Quando ficou evidente que a equipa da Islândia estava fora, von Bothmer tirou uma harmónica para tocar uma melodia melancólica, o que provocou risos e uma ovação de pé quando a plateia saiu para a noite ainda clara de Berlim.
Na tarde seguinte, von Bothmer teve a oportunidade de avaliar a sua capacidade para animar os adeptos de uma equipa derrotada. Ele foi contratado para tocar no jogo decisivo Alemanha-Coreia do Sul, numa exibição privada para os presos de uma cadeia em Berlim. Ele complementou o órgão eletrónico da capela da prisão com dois dos seus próprios sintetizadores Korg. A multidão de prisioneiros era mais ruidosa "quando a câmara percorria as bancadas e mostrava mulheres bonitas na assistência", contou ele.

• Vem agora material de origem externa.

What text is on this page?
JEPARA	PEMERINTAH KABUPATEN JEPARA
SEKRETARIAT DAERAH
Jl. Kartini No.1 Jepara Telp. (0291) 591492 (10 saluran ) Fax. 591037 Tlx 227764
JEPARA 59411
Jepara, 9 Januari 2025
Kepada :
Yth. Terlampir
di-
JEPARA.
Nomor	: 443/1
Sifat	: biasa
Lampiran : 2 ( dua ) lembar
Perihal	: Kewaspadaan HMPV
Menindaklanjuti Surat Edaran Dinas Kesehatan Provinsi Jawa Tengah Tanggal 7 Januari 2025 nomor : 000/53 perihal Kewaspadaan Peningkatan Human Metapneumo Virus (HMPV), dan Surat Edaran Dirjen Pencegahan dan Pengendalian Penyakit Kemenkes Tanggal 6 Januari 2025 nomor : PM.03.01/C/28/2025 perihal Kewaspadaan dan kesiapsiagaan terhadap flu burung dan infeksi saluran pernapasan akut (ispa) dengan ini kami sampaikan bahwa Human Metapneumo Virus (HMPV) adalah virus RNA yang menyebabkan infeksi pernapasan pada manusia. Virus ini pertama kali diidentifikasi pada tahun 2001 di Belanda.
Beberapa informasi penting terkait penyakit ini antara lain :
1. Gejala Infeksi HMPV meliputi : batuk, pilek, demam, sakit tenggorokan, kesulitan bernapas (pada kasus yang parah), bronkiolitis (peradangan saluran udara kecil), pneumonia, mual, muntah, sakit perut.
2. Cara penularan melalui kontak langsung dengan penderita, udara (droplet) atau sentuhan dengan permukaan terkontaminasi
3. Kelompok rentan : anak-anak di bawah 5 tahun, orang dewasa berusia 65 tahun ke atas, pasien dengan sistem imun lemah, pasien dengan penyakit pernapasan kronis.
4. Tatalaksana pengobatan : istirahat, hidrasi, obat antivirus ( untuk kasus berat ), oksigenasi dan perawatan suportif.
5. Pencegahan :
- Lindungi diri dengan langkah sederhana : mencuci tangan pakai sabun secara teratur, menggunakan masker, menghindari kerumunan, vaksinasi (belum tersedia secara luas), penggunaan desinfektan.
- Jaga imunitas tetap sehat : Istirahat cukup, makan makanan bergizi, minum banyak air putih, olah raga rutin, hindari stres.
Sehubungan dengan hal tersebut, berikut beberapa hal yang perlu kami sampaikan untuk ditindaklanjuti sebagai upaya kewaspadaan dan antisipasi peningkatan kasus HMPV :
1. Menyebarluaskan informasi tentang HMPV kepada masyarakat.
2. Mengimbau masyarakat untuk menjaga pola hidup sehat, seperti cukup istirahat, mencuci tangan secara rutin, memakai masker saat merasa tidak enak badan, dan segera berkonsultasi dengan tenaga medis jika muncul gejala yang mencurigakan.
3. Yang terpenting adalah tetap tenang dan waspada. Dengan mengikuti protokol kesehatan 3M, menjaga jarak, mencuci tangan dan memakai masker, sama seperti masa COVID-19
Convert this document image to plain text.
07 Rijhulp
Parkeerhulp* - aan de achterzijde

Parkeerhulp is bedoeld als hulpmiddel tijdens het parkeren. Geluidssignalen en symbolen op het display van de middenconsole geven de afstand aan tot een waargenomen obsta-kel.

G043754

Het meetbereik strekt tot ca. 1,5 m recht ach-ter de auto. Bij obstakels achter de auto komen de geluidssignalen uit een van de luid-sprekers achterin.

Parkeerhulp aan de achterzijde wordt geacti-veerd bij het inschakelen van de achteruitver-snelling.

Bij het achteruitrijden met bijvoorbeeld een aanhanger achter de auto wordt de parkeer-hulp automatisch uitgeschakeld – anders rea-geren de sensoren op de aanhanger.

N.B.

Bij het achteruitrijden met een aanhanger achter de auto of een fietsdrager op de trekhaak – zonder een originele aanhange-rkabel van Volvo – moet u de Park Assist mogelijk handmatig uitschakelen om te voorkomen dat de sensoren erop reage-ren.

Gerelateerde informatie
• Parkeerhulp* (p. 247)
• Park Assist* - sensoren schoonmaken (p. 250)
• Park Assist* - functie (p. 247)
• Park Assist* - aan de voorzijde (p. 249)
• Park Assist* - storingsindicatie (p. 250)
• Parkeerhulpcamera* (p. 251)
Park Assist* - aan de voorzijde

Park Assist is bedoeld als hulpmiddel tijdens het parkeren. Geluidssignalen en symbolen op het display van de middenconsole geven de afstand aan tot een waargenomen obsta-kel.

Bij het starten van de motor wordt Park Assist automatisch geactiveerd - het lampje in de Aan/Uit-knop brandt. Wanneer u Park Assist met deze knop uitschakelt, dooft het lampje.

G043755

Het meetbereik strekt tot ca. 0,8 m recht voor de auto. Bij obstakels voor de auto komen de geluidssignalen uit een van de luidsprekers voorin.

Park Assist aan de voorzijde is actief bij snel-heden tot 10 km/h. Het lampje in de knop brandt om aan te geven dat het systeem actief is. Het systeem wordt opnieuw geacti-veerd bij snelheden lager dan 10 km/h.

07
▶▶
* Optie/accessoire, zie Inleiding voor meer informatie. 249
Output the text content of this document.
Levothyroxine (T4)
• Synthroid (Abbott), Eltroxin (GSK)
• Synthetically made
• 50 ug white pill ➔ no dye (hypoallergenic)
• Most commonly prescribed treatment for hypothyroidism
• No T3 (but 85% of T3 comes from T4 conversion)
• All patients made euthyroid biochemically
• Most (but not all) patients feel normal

Foi um espectáculo difícil. Causando um choque enorme, a Alemanha perdeu com a Coreia do Sul e saiu da competição na fase de grupos. Perante a nada invejável tarefa de narrar uma deceção nacional, von Bothmer disse que também se inspirou num jogo de um Campeonato do Mundo anterior.
"Em 2010, os alemães jogaram tão incrivelmente mal que eu estava um pouco desesperado", disse ele. "Quando não há absolutamente nenhum golo, o que é que se faz? Alguém me gritou: 'Vá mais rápido!', como se os alemães corressem mais depressa se eu tocasse mais rápido!"
Foi uma confirmação de que a ilusão estava completa: na mente do público, o futebol e o acompanhamento do órgão tornaram-se um só. "Eu não poderia ter tido um elogio melhor", disse ele.